De l’Olympia à Bercy

Ses talents de crooner lui attire un public féminin toujours plus nombreux et en 1998, il se produit à l’Olympia à Paris, réalisant un de ses rêves les plus chers : partager la même scène qu’une de ses idoles de jeunesse, Jacques Brel. « Live à l’Olympia », le disque tiré de ce concert sera disque d’or.
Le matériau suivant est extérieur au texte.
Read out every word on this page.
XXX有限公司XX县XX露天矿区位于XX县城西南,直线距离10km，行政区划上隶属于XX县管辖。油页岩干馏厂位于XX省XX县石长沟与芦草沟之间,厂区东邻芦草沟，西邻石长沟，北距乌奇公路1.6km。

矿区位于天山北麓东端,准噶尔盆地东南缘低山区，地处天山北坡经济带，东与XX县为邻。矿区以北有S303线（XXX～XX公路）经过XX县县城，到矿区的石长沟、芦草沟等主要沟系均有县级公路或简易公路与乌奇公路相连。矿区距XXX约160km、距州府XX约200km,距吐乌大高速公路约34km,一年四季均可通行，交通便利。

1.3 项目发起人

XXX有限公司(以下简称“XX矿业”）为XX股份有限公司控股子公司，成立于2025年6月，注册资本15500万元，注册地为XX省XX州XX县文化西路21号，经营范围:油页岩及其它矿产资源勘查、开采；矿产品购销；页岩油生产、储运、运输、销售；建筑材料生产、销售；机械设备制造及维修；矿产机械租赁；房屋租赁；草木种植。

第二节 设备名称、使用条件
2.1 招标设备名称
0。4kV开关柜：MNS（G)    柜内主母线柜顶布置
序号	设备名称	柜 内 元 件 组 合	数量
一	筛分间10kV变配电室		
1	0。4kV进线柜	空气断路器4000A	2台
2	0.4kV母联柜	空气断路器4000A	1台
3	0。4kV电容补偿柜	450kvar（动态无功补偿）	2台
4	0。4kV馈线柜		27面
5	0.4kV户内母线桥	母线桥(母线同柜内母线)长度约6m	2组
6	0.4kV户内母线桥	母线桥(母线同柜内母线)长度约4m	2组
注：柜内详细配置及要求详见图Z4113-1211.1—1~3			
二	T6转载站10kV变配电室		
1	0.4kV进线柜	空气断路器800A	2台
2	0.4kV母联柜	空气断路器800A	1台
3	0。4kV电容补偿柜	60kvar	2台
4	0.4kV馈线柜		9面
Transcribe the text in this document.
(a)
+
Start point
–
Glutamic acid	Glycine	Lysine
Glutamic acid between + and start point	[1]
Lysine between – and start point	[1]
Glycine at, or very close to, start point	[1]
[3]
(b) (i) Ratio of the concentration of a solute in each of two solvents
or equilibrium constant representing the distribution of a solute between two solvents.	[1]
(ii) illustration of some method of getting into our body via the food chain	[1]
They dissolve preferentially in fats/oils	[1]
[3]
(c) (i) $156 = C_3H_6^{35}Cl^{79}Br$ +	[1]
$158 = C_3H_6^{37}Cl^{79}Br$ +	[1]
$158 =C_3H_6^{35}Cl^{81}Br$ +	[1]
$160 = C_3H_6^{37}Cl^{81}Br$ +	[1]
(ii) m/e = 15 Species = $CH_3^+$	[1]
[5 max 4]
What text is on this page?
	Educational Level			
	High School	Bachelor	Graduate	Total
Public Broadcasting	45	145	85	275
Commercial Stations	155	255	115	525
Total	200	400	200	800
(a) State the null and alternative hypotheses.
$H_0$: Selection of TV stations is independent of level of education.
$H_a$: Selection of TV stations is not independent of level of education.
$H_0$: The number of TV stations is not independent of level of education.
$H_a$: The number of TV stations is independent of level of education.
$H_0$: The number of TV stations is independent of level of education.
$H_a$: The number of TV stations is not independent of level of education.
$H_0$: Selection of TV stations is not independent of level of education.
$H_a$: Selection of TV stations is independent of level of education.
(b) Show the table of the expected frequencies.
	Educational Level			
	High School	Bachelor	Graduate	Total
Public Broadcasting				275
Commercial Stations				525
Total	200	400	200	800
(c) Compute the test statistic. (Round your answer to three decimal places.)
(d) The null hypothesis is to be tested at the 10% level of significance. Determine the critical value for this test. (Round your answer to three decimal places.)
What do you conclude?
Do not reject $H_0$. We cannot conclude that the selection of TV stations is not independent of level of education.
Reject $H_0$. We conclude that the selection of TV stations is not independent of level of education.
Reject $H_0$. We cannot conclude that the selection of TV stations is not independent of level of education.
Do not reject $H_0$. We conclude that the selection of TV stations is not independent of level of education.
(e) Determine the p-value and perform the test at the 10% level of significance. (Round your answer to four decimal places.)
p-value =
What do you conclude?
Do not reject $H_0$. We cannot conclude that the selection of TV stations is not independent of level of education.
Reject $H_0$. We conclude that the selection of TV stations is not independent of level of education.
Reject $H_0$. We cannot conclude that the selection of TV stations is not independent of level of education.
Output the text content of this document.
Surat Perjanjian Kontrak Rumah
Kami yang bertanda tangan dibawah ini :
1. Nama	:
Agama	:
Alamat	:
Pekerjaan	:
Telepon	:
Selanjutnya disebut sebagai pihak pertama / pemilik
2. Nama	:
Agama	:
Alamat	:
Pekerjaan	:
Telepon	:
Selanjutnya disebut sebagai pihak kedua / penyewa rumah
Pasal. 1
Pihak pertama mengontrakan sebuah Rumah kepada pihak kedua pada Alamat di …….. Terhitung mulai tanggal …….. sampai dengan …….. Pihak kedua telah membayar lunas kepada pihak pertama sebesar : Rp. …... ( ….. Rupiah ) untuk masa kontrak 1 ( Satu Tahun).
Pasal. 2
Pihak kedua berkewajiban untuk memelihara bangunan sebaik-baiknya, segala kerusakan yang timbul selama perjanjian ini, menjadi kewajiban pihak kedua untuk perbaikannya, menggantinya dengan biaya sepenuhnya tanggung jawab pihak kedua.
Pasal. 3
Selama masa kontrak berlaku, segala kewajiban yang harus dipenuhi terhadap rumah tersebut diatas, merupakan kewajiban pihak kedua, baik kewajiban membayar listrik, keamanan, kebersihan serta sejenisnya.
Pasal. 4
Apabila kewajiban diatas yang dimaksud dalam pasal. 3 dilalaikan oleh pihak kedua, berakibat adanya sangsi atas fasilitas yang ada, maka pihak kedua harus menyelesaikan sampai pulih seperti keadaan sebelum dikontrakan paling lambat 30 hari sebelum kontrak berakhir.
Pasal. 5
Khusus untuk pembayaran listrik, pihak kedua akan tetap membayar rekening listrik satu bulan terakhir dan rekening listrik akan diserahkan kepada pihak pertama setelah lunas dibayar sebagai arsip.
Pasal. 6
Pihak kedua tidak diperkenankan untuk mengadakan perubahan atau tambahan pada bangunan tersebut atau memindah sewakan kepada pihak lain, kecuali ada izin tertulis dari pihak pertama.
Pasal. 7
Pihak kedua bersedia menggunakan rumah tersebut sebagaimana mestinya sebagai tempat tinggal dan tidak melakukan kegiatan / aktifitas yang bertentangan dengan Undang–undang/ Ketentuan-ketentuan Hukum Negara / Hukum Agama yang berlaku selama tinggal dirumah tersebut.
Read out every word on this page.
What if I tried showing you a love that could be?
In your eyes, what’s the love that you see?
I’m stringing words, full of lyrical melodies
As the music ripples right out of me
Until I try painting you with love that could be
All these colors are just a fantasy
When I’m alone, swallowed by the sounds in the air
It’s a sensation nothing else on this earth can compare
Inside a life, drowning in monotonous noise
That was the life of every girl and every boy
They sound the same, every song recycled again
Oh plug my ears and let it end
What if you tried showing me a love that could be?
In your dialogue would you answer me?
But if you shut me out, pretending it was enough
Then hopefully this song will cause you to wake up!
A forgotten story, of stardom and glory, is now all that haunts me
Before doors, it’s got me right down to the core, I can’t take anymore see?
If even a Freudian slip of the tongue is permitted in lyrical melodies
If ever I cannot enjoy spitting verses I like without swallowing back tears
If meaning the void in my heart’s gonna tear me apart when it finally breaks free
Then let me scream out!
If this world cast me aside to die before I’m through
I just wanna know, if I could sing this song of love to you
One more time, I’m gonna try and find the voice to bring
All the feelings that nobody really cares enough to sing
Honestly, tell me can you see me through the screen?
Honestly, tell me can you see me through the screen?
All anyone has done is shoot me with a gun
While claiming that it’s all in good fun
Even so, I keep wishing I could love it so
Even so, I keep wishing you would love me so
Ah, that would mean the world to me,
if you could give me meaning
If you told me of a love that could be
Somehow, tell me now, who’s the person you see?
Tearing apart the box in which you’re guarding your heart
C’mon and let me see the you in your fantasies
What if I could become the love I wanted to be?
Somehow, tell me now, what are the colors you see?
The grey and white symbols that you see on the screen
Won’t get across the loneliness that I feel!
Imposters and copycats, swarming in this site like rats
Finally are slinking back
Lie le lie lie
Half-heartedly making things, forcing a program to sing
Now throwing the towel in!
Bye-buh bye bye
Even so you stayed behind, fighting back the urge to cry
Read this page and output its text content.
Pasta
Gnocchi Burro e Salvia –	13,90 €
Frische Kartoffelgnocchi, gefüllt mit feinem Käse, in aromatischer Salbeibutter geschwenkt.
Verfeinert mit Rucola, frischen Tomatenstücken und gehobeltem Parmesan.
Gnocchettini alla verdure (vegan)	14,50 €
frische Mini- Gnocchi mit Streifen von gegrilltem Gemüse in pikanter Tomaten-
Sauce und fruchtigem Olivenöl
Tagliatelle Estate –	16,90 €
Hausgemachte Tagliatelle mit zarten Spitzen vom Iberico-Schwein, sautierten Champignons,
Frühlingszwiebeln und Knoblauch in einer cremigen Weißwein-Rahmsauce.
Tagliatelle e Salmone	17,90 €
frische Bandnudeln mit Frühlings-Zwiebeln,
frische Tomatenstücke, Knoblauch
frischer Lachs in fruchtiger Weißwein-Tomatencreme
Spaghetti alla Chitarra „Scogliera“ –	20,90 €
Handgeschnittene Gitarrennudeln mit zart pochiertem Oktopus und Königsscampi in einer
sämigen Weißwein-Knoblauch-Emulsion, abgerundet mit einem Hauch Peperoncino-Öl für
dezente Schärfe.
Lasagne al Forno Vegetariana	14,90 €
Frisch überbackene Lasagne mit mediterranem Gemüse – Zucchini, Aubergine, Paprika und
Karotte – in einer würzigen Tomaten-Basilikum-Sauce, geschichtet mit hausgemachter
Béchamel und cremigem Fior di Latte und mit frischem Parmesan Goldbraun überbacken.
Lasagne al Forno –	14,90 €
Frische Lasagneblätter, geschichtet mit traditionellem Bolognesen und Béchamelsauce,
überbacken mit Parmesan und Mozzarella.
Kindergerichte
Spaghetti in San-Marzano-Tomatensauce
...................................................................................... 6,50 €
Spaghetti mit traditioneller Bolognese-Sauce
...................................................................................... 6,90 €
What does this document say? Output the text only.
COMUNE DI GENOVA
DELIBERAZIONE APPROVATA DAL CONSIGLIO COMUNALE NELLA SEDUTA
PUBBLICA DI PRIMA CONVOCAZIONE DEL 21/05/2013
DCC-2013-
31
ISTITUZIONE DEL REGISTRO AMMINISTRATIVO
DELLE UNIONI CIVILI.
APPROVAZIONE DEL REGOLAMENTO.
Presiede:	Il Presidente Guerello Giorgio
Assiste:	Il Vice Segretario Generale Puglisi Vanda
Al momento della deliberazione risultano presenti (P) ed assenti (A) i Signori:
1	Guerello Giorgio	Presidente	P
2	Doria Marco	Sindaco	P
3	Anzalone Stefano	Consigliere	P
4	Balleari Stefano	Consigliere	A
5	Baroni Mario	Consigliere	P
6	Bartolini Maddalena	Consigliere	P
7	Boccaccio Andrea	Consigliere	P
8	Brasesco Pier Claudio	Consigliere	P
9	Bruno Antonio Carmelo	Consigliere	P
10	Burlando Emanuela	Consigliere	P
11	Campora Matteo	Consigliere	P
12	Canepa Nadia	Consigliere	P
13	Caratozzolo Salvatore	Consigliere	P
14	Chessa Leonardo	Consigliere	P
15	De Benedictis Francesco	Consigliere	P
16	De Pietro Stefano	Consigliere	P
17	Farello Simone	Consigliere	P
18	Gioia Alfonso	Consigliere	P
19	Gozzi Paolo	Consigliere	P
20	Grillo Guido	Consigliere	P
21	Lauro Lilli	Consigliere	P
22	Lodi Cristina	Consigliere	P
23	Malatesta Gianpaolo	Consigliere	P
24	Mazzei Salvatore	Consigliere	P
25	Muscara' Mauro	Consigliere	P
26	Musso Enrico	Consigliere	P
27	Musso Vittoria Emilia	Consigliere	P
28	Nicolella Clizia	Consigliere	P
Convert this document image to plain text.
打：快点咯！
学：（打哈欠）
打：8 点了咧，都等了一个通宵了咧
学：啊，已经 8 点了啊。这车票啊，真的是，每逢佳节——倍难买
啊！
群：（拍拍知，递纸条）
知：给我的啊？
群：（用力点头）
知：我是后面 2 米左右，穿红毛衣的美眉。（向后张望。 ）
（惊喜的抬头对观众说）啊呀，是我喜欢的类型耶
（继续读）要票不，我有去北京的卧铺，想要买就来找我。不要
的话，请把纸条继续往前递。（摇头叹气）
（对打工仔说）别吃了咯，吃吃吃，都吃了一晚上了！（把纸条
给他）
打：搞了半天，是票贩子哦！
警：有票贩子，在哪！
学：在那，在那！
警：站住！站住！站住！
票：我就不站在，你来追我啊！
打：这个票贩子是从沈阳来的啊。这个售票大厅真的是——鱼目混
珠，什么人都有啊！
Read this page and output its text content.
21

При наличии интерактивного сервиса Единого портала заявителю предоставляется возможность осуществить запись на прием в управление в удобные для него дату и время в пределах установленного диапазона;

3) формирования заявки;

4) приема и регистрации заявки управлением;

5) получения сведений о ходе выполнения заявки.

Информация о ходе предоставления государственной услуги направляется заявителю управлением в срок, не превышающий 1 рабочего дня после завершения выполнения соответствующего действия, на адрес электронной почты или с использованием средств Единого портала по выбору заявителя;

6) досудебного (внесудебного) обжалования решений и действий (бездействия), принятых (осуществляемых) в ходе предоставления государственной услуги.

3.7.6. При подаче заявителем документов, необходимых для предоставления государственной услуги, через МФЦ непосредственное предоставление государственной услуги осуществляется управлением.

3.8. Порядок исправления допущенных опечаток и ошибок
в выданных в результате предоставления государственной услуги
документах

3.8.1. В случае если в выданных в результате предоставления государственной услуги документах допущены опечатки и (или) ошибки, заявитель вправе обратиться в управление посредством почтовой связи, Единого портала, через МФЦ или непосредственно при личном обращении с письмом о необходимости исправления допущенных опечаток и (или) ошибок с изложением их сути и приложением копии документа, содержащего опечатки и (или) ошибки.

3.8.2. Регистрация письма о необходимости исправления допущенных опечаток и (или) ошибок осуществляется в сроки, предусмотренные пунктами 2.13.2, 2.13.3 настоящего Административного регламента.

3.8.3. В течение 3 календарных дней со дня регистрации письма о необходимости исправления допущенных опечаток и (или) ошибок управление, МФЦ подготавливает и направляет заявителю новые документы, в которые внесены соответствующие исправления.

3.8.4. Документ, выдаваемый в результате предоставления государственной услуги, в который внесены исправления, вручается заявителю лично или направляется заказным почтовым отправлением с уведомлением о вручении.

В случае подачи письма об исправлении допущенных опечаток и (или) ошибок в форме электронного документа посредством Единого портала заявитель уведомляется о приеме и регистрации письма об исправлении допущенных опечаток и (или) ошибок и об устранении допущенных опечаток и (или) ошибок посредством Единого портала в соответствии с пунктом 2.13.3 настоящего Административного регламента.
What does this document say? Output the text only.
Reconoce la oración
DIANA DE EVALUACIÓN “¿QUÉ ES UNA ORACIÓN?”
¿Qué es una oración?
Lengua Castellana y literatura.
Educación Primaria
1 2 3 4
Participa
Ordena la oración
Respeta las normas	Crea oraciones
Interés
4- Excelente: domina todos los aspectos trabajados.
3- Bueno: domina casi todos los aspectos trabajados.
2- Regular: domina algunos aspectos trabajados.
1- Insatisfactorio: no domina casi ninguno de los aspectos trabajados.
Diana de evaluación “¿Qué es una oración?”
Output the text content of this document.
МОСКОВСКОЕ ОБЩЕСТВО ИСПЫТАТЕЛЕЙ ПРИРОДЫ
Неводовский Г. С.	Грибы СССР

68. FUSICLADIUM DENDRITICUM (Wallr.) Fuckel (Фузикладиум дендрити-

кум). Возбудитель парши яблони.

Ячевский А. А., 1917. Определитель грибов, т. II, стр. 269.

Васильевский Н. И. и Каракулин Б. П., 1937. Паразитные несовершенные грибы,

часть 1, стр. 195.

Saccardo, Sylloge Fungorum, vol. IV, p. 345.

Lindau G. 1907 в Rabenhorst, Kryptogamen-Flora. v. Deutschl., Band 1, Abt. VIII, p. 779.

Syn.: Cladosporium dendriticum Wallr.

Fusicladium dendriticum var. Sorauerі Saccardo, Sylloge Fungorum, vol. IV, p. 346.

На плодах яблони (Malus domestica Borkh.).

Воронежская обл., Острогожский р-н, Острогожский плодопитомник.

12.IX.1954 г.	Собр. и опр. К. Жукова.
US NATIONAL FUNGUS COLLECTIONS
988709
Suit la même année un concert au Zénith où l’artiste zaïrois se produit en compagnie des Haïtiens Tabou Combo.
L’an 2000 consacre l’artiste sur la scène internationale avec la sortie de l’album « Attentat » auquel participe Coumba Gawlo Seck et Passi et le triomphe à Bercy où il invite l’artiste sénégalais Youssou Ndour. Au fil des albums, il a intégré dans sa musique du ndombolo, des sonorités afro-cubaines, du rap, du funk, de la soul, sans jamais oublier le soukouss-love, la référence de son style.
Le 15 Août 2012, Koffi Olomidé, est arrêté à Kinshasa pour coups et blessures sur son producteur, Diego Music, le matin même à l’hôtel Venus.